Toxocariasis in humans is caused by infection with larvae of Toxocara spp., which are common ascarid roundworms of mammals. Confirmed zoonotic species include the dog roundworm T. canis (presumed most common) and the cat roundworm T. cati (frequency not known). It is not known whether other closely-related Toxocara species can infect humans (e.g. T. malaysiensis of cats).
Toxocara spp. can also be transmitted indirectly through ingestion of paratenic hosts. Eggs ingested by suitable paratenic hosts hatch and larvae penetrate the gut wall and migrate into various tissues where they encyst . The life cycle is completed when definitive hosts consume larvae within paratenic host tissue , and the larvae develop into adult worms in the small intestine.
Humans are accidental hosts who become infected by ingesting infective eggs or undercooked meat/viscera of infected paratenic hosts . After ingestion, the eggs hatch and larvae penetrate the intestinal wall and are carried by the circulation to a variety of tissues (liver, heart, lungs, brain, muscle, eyes) . While the larvae do not undergo any further development in these sites, they can cause local reactions and mechanical damage that causes clinical toxocariasis.
Toxocara canis infects essentially all wild and domestic canids; patent infections are more prevalent among puppies than older dogs. T. cati is found in wild and domestic felids of all ages, but patent infections are slightly more common in kittens.
Paratenic host ranges for both species encompass numerous species of mammals and birds. Livestock are important paratenic hosts; some human cases have been linked to consumption of undercooked beef, lamb, chicken, and duck meat (particularly liver). Cockroaches and earthworms have been experimentally infected, and could possibly serve as paratenic or transport hosts.
Toxocara canis and T. cati are cosmopolitan parasites of domestic dogs and cats. While common globally, prevalence in both animals and people is highest in developing countries. In developed countries, more infections are detected among persons in lower socioeconomic strata.
The main clinical presentations of toxocariasis are visceral larva migrans (VLM) and ocular larva migrans (OLM), although most infections are asymptomatic.
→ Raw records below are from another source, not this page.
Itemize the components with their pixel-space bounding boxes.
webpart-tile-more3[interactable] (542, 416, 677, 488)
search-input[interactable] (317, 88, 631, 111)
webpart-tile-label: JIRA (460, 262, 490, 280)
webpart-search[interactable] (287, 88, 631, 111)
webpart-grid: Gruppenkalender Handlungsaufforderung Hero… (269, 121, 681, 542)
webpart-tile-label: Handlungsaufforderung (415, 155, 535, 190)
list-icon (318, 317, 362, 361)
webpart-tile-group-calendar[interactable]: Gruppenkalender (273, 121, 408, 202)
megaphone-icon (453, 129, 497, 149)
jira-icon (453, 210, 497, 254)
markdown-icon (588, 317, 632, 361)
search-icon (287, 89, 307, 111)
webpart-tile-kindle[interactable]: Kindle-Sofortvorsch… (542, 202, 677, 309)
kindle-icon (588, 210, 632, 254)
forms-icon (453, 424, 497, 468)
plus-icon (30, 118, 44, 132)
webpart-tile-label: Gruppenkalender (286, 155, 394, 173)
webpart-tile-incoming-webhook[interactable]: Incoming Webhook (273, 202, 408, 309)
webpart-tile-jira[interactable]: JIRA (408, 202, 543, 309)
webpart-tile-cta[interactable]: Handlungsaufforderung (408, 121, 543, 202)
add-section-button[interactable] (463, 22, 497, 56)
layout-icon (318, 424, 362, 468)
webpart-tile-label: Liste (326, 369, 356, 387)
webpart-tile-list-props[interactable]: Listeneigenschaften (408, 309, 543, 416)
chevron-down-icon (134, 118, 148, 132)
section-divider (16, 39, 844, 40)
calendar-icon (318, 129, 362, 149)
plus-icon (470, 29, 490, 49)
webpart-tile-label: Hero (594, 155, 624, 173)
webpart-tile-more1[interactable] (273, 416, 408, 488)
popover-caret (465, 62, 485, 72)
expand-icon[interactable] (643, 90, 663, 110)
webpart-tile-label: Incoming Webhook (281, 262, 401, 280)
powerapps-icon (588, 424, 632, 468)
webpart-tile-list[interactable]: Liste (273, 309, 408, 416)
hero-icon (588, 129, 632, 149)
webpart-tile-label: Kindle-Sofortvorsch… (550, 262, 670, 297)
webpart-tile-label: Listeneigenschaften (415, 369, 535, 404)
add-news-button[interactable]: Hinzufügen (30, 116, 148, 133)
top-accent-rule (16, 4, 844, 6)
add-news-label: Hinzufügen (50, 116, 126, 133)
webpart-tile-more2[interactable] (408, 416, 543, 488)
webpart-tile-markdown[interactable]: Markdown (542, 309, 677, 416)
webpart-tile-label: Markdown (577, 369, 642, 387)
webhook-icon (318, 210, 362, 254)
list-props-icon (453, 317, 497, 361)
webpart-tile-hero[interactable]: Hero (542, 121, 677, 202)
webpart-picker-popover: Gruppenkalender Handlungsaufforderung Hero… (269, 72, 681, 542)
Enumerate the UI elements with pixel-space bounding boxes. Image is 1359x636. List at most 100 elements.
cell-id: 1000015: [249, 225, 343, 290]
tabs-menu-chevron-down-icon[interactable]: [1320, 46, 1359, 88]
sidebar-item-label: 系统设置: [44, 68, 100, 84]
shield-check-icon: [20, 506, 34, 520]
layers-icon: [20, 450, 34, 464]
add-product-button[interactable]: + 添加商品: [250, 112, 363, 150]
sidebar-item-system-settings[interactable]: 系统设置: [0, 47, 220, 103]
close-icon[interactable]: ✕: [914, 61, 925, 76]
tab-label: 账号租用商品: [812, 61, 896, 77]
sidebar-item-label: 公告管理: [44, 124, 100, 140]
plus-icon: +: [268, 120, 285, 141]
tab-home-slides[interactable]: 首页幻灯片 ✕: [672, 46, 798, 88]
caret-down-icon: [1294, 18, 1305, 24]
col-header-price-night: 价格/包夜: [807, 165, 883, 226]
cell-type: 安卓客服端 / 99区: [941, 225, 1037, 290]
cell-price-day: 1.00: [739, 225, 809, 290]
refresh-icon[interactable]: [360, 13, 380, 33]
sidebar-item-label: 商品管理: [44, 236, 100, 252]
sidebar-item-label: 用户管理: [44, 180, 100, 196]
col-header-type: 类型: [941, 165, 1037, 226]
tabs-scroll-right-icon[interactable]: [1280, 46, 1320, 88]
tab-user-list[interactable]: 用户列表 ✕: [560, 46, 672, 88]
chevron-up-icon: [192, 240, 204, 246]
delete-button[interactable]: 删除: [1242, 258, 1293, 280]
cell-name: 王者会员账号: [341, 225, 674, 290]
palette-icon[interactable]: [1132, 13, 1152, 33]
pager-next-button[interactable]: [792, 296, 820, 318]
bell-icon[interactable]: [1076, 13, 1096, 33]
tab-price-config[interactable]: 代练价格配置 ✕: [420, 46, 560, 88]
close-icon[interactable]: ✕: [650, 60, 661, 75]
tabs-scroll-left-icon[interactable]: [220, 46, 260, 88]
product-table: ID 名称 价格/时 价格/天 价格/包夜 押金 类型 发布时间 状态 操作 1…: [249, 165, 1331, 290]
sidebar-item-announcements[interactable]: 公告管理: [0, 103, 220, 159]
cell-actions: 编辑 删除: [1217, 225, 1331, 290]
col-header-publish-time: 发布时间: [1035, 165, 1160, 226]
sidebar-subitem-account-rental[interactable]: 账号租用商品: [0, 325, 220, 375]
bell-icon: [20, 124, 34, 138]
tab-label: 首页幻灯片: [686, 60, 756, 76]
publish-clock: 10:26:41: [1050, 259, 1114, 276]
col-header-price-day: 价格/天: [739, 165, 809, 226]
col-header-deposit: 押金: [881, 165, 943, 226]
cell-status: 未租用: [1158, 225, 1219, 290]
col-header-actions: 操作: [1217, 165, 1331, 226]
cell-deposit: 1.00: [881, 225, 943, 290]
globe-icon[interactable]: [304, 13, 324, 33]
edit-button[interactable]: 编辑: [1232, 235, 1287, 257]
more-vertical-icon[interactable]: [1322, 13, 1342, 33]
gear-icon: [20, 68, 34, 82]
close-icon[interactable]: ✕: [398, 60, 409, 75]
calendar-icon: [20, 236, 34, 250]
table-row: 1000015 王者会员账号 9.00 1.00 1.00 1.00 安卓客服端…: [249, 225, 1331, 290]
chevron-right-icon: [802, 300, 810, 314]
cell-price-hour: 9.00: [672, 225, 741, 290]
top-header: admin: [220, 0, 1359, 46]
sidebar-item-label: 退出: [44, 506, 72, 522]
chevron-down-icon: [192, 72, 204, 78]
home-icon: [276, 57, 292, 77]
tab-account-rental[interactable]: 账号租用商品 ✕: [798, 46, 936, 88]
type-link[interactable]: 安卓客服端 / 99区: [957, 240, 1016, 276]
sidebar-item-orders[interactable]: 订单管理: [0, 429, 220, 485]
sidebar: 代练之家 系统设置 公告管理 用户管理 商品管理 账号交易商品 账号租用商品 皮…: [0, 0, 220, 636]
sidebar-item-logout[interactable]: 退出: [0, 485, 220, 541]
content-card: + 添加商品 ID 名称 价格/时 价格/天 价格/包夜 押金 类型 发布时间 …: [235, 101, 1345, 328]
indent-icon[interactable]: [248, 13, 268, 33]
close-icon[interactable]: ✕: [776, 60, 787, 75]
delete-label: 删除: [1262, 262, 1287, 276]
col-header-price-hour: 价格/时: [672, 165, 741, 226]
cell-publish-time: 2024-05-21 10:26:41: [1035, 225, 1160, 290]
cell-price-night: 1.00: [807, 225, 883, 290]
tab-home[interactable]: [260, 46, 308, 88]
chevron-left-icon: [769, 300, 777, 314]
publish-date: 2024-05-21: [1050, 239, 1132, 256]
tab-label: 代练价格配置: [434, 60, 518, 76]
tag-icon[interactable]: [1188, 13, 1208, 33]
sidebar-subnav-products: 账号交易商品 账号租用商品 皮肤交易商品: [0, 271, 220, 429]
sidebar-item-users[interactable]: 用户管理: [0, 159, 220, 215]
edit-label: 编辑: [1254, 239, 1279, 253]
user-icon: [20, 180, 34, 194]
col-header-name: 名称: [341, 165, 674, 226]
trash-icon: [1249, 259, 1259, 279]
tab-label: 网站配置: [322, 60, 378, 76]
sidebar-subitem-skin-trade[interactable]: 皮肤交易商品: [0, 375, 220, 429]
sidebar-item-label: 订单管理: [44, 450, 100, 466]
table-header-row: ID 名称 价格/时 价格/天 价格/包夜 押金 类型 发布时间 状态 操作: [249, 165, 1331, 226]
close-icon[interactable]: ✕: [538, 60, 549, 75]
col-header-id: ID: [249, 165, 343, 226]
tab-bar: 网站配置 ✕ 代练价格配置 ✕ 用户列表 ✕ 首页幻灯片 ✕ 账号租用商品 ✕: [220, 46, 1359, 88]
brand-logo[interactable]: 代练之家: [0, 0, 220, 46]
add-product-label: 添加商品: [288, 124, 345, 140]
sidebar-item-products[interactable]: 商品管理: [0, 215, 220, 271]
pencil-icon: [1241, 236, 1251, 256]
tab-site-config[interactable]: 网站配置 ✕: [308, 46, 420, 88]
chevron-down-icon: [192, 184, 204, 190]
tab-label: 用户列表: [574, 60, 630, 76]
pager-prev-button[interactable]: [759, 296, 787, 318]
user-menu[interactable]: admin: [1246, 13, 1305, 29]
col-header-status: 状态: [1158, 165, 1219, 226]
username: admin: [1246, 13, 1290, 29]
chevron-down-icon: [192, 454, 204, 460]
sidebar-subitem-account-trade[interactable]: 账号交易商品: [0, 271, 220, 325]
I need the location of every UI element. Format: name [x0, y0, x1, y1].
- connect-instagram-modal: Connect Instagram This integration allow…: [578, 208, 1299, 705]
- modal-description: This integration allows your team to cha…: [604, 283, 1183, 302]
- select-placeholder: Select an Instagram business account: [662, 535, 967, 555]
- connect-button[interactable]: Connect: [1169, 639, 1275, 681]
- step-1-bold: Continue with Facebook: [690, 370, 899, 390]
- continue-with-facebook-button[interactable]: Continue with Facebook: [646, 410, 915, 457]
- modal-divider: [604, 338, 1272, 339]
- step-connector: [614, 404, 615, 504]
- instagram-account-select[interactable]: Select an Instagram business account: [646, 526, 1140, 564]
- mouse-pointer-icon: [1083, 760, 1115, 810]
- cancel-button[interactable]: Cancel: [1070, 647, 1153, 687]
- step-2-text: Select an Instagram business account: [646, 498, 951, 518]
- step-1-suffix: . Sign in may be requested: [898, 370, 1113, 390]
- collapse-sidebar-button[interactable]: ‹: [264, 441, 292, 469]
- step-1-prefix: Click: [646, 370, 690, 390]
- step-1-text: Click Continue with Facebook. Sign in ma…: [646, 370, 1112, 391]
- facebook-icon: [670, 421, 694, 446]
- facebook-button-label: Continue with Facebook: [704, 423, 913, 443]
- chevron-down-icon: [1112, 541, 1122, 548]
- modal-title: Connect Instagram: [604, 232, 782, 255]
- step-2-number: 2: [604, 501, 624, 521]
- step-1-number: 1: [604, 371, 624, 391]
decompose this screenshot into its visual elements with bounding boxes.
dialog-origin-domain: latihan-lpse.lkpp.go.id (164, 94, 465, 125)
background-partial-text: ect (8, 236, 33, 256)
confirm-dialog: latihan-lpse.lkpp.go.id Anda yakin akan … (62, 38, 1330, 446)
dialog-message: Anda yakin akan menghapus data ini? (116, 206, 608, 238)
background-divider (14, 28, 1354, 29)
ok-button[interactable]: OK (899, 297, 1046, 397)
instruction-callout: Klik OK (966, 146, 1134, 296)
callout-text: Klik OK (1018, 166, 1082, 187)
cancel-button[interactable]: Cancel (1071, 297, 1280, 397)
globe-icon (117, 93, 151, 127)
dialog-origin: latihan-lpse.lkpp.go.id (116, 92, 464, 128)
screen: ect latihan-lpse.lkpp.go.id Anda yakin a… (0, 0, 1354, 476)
In VLM, which occurs mostly in preschool children, the larvae invade multiple tissues (commonly liver, lung, skeletal muscle, occasionally heart) and cause various nonspecific symptoms (e.g. fever, myalgia, weight loss, cough, rashes, hepatosplenomegaly) usually accompanied by hypereosinophilia.
Migration to the central nervous system (neurotoxocariasis or neural larva migrans (NLM)) is uncommon and can cause eosinophilic meningoencephalitis. Death can occur in instances of severe cardiac, pulmonary, or neurologic involvement.
In OLM, the larvae produce various ophthalmologic lesions, and may cause diffuse unilateral subacute neuroretinitis (DUSN). Involvement is typically unilateral (affecting one eye) and associated visual impairment usually presents with uveitis, retinitis, or endophthalmitis; permanent visual damage or blindness can occur. Associated larval granulomas have in some cases have been misdiagnosed as retinoblastoma. OLM most often occurs in older children or young adults, who uncommonly have visceral manifestations.